Many famous American chefs own several restaurants. Why don't you? I know what people in Berkeley want. I don't think I could do that with a number of places. It's important for a restaurant to have the feeling and attention of the owner. That's impossible to do with a huge number of restaurants.

You're also reaching out to children, such as with the school project at the Martin Luther King Jr. middle school? We're trying to instill these values. We're exposing children to a new relationship with food, and connect them to culture.
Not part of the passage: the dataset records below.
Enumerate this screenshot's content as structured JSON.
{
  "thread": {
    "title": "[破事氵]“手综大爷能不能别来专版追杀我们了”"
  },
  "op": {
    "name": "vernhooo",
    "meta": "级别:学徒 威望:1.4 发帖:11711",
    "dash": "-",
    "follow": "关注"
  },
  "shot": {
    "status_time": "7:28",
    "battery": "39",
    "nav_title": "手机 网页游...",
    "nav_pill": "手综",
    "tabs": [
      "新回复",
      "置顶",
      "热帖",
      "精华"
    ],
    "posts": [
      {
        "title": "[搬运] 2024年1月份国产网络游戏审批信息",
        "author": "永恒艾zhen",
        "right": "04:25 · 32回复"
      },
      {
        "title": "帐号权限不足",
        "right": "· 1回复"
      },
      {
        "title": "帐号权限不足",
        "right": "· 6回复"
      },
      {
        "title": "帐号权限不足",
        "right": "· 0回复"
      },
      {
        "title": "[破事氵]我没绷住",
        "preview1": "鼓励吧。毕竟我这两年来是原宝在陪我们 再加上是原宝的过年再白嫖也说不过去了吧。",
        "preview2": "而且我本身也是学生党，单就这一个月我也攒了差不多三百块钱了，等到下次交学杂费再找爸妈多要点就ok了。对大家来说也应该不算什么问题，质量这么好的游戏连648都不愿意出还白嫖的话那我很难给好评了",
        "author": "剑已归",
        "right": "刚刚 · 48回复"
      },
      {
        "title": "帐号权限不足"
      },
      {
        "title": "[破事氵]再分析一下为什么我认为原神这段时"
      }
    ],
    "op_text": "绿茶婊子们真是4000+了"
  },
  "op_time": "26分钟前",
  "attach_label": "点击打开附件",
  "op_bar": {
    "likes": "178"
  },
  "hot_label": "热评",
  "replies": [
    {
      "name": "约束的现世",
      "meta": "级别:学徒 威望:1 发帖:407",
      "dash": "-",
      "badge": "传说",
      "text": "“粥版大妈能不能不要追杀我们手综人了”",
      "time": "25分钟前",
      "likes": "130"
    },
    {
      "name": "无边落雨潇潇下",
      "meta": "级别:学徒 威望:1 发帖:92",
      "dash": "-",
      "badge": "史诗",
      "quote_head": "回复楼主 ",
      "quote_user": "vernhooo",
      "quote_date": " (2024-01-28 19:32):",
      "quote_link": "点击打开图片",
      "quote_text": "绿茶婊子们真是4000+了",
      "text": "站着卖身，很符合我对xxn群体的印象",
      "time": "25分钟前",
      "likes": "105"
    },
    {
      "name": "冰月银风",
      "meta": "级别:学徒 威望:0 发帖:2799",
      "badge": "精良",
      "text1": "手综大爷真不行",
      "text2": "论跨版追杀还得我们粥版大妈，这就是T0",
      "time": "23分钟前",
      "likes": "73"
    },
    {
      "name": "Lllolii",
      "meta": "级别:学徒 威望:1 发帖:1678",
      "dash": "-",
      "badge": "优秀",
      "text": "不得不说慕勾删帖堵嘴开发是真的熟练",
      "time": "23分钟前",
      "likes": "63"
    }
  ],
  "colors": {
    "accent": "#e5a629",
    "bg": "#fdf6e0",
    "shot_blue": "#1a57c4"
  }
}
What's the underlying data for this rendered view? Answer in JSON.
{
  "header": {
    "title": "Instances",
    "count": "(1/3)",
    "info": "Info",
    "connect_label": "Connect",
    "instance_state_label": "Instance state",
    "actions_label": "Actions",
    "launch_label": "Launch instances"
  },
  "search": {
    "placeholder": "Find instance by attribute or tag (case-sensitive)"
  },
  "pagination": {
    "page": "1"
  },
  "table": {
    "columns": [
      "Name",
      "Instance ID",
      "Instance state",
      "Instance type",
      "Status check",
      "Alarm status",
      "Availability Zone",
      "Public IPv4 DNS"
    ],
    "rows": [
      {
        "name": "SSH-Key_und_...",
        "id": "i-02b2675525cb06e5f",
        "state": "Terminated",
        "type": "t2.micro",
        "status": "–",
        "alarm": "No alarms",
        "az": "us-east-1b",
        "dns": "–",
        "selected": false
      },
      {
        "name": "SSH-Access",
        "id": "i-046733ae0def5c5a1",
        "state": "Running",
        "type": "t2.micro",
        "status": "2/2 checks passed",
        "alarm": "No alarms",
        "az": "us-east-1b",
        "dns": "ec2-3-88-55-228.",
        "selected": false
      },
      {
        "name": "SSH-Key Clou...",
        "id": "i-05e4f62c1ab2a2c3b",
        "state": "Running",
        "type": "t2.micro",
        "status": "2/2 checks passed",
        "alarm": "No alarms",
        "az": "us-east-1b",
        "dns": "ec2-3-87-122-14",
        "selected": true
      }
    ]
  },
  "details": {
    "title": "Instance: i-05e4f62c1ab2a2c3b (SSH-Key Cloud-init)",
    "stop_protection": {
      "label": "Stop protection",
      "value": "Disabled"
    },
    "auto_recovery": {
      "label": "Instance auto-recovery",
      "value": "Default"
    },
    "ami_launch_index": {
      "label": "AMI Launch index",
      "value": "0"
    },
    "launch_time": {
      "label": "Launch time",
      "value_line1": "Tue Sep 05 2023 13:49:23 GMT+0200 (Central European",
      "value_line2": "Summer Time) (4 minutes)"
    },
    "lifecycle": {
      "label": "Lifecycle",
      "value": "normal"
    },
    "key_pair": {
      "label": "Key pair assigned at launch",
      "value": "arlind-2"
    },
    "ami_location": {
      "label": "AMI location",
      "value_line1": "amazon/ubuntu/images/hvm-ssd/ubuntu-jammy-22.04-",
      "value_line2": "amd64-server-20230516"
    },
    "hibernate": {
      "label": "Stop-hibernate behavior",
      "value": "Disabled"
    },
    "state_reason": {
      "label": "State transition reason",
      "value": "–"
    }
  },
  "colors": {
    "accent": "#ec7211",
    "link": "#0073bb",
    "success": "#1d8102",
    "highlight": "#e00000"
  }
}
In so many schools we put food in the fast-food category. That's what our kids are learning. It's destroying culture. Food is a way to make kids feel that they are being taken care of and cared for.

Do you think this model will spread outside Berkeley? I'm hopeful. I compare it to putting physical education back in the schools 40 years ago. It's a subject you now can get credit for. I'd like the same thing to happen with food…We're having a health crisis and an environmental crisis…We need to teach children about food. We need to take food seriously, get the teachers to teach the subject, and build them places where children can eat in a civilized way…this is something that I think we can be successful. There is an edible schoolyard project in New Orleans that we are currently working on. It's at the Green School. It was flooded terribly. Impoverished. The principal made room for it to happen.